Chess focuses on using only a few preemptions in a sequence but interleavening those preemptions in as many different places in the sequence. The tool also allows you to specify which areas to test more and which areas to run atomically.
I find it nice that the tool runs deterministically & that you can instantly get the last thread interleavening, though those are obvious features without which the tool wouldn’t be very useful. It’s also quite nice tht the tool doesn’t need a custom VM to be able to intercept calls.
Good old Lamport timestamps back from my distributed systems class. They sound like they give a good amount of flexibility to the scheduling algorithm by only requiring a partial ordering. It just has to focus on interleavening a few key events at the right times with respect to each other but not worry about absolute times.
Threadpool work items, async callbacks, timer callbacks
Chess just needs to know if a synchronization operation “isWrite,” writing to shared state, or “isRelease,” releasing other tasks that are blocked on a synchronization mechanism. “isWrite” causes edges to be created in the happens-before graph backwards to all previous nodes and forwards to all subsequent nodes. If the API that Chess has to work with can’t be well understood, program correctness will be maintained by setting both to true; only performance and efficiency will be affected.
Chess avoids blocking calls by wrapping them & using the “try” version instead, which does not block. The tool can then move that task off into the “disabled” queue until a release event occurs on that synchronization resource. This prevents Chess from being blocked.
One problem with Chess is that it can’t guarantee the “real-time” semantics of timers, but few programs correctness or control flow rely on the threads being scheduled and executed real-time.
Data races for non-synchronized shared memory must be put into the “happens-before” graph, too. Chess enforces that the threads run in a single-threaded fashion so that Chess can deterministically execute the program and capture replay info.

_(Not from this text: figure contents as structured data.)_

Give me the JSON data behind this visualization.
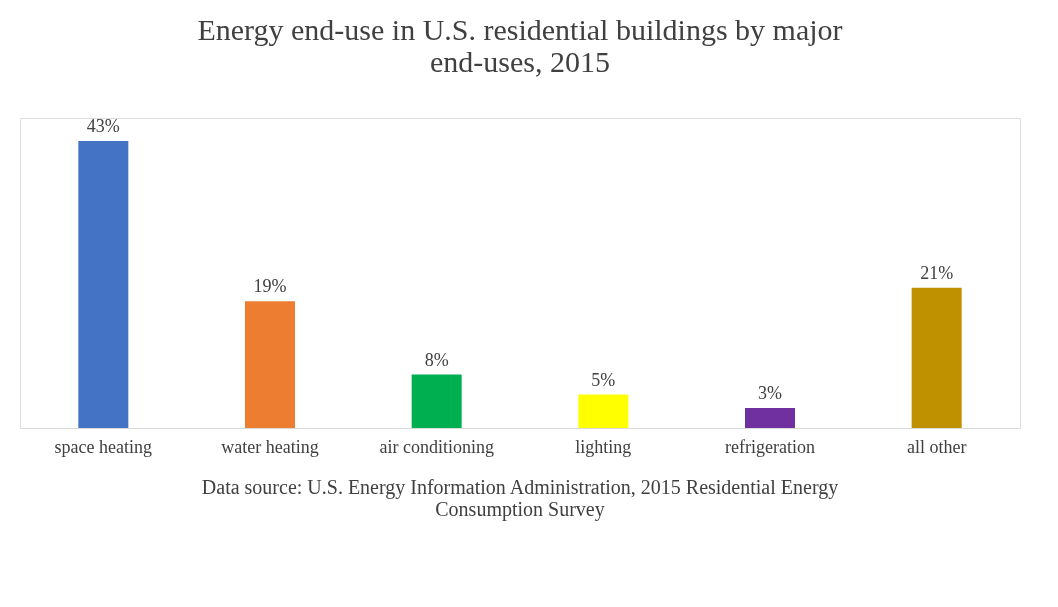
{
  "chart_data": {
    "type": "bar",
    "title": "Energy end-use in U.S. residential buildings by major end-uses, 2015",
    "categories": [
      "space heating",
      "water heating",
      "air conditioning",
      "lighting",
      "refrigeration",
      "all other"
    ],
    "values": [
      43,
      19,
      8,
      5,
      3,
      21
    ],
    "colors": [
      "#4472c4",
      "#ed7d31",
      "#00b050",
      "#ffff00",
      "#7030a0",
      "#bf9000"
    ],
    "value_labels": [
      "43%",
      "19%",
      "8%",
      "5%",
      "3%",
      "21%"
    ],
    "tick_labels": "x",
    "grid": false,
    "annotations": [
      "Data source: U.S. Energy Information Administration, 2015 Residential Energy Consumption Survey"
    ]
  }
}
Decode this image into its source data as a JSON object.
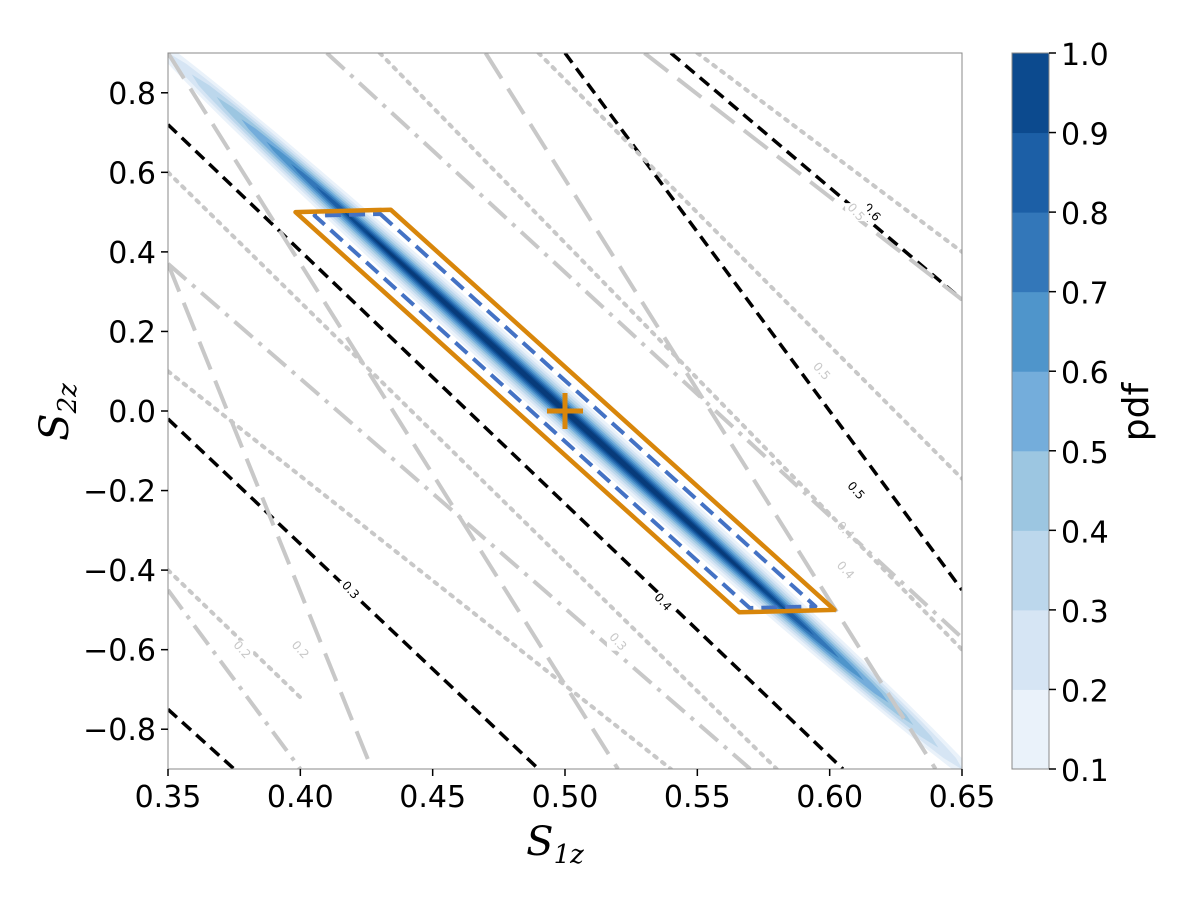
{
  "chart_data": {
    "type": "contour",
    "xlabel_base": "S",
    "xlabel_sub": "1z",
    "ylabel_base": "S",
    "ylabel_sub": "2z",
    "xlim": [
      0.35,
      0.65
    ],
    "ylim": [
      -0.9,
      0.9
    ],
    "xticks": [
      "0.35",
      "0.40",
      "0.45",
      "0.50",
      "0.55",
      "0.60",
      "0.65"
    ],
    "yticks": [
      "−0.8",
      "−0.6",
      "−0.4",
      "−0.2",
      "0.0",
      "0.2",
      "0.4",
      "0.6",
      "0.8"
    ],
    "xtick_values": [
      0.35,
      0.4,
      0.45,
      0.5,
      0.55,
      0.6,
      0.65
    ],
    "ytick_values": [
      -0.8,
      -0.6,
      -0.4,
      -0.2,
      0.0,
      0.2,
      0.4,
      0.6,
      0.8
    ],
    "colorbar": {
      "label": "pdf",
      "levels": [
        0.1,
        0.2,
        0.3,
        0.4,
        0.5,
        0.6,
        0.7,
        0.8,
        0.9,
        1.0
      ],
      "tick_labels": [
        "0.1",
        "0.2",
        "0.3",
        "0.4",
        "0.5",
        "0.6",
        "0.7",
        "0.8",
        "0.9",
        "1.0"
      ],
      "colors": [
        "#eaf2fa",
        "#d6e5f4",
        "#bcd7ec",
        "#9cc6e1",
        "#74addb",
        "#4f95cb",
        "#3377b9",
        "#1c5fa6",
        "#0c4a8e",
        "#083b7a"
      ]
    },
    "injection": {
      "x": 0.5,
      "y": 0.0,
      "color": "#d8860b"
    },
    "posterior_band": {
      "direction": [
        0.3,
        -1.8
      ],
      "half_widths": [
        0.013,
        0.011,
        0.0095,
        0.008,
        0.0067,
        0.0055,
        0.0044,
        0.0034,
        0.0025,
        0.0016
      ]
    },
    "contour_sets": [
      {
        "name": "black-dashed",
        "style": "dashed",
        "color": "#000000",
        "lines": [
          [
            0.35,
            -0.75,
            0.375,
            -0.9
          ],
          [
            0.35,
            -0.02,
            0.49,
            -0.9
          ],
          [
            0.35,
            0.72,
            0.605,
            -0.9
          ],
          [
            0.5,
            0.9,
            0.65,
            -0.45
          ],
          [
            0.54,
            0.9,
            0.65,
            0.28
          ]
        ],
        "labels": [
          {
            "text": "0.3",
            "x": 0.419,
            "y": -0.45
          },
          {
            "text": "0.4",
            "x": 0.537,
            "y": -0.48
          },
          {
            "text": "0.5",
            "x": 0.61,
            "y": -0.2
          },
          {
            "text": "0.6",
            "x": 0.616,
            "y": 0.5
          }
        ]
      },
      {
        "name": "gray-dashdot",
        "style": "dashdot",
        "color": "#c8c8c8",
        "lines": [
          [
            0.35,
            -0.45,
            0.4,
            -0.9
          ],
          [
            0.35,
            0.37,
            0.57,
            -0.9
          ],
          [
            0.41,
            0.9,
            0.65,
            -0.57
          ]
        ],
        "labels": [
          {
            "text": "0.4",
            "x": 0.606,
            "y": -0.3
          }
        ]
      },
      {
        "name": "gray-longdash",
        "style": "longdash",
        "color": "#c8c8c8",
        "lines": [
          [
            0.35,
            0.37,
            0.427,
            -0.9
          ],
          [
            0.35,
            0.9,
            0.52,
            -0.9
          ],
          [
            0.47,
            0.9,
            0.64,
            -0.9
          ],
          [
            0.53,
            0.9,
            0.65,
            0.28
          ]
        ],
        "labels": [
          {
            "text": "0.5",
            "x": 0.61,
            "y": 0.5
          }
        ]
      },
      {
        "name": "gray-dotted",
        "style": "dotted",
        "color": "#c8c8c8",
        "lines": [
          [
            0.35,
            -0.4,
            0.4,
            -0.72
          ],
          [
            0.35,
            0.1,
            0.54,
            -0.9
          ],
          [
            0.35,
            0.6,
            0.58,
            -0.9
          ],
          [
            0.43,
            0.9,
            0.65,
            -0.6
          ],
          [
            0.49,
            0.9,
            0.65,
            -0.17
          ],
          [
            0.55,
            0.9,
            0.65,
            0.4
          ]
        ],
        "labels": [
          {
            "text": "0.2",
            "x": 0.378,
            "y": -0.6
          },
          {
            "text": "0.2",
            "x": 0.4,
            "y": -0.6
          },
          {
            "text": "0.3",
            "x": 0.52,
            "y": -0.58
          },
          {
            "text": "0.4",
            "x": 0.606,
            "y": -0.4
          },
          {
            "text": "0.5",
            "x": 0.597,
            "y": 0.1
          }
        ]
      }
    ],
    "credible_regions": [
      {
        "name": "blue-dashed-region",
        "color": "#4472c4",
        "style": "dashed",
        "half_width": 0.0105,
        "t_range": [
          -0.5,
          0.5
        ]
      },
      {
        "name": "orange-region",
        "color": "#d8860b",
        "style": "solid",
        "half_width": 0.0152,
        "t_range": [
          -0.51,
          0.51
        ]
      }
    ]
  }
}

There are n to the (k to the c) power thread interleavenings with n threads and k atomic operations performed by each and c interleavenings performed with each run. Chess solves this explosion of the search space by: keeping c low, usually around two, and by keeping k low by ignoring system functions and base libraries. Chess has found that keeping c low but examining all possible interleavening give the small magnitude of c has had great success.
When running Chess in a test harness, things implemented by devs to randomize the program like a large number of threads and sleep calls need to be undone to allow Chess to thoroughly and deterministically search the interleaving space.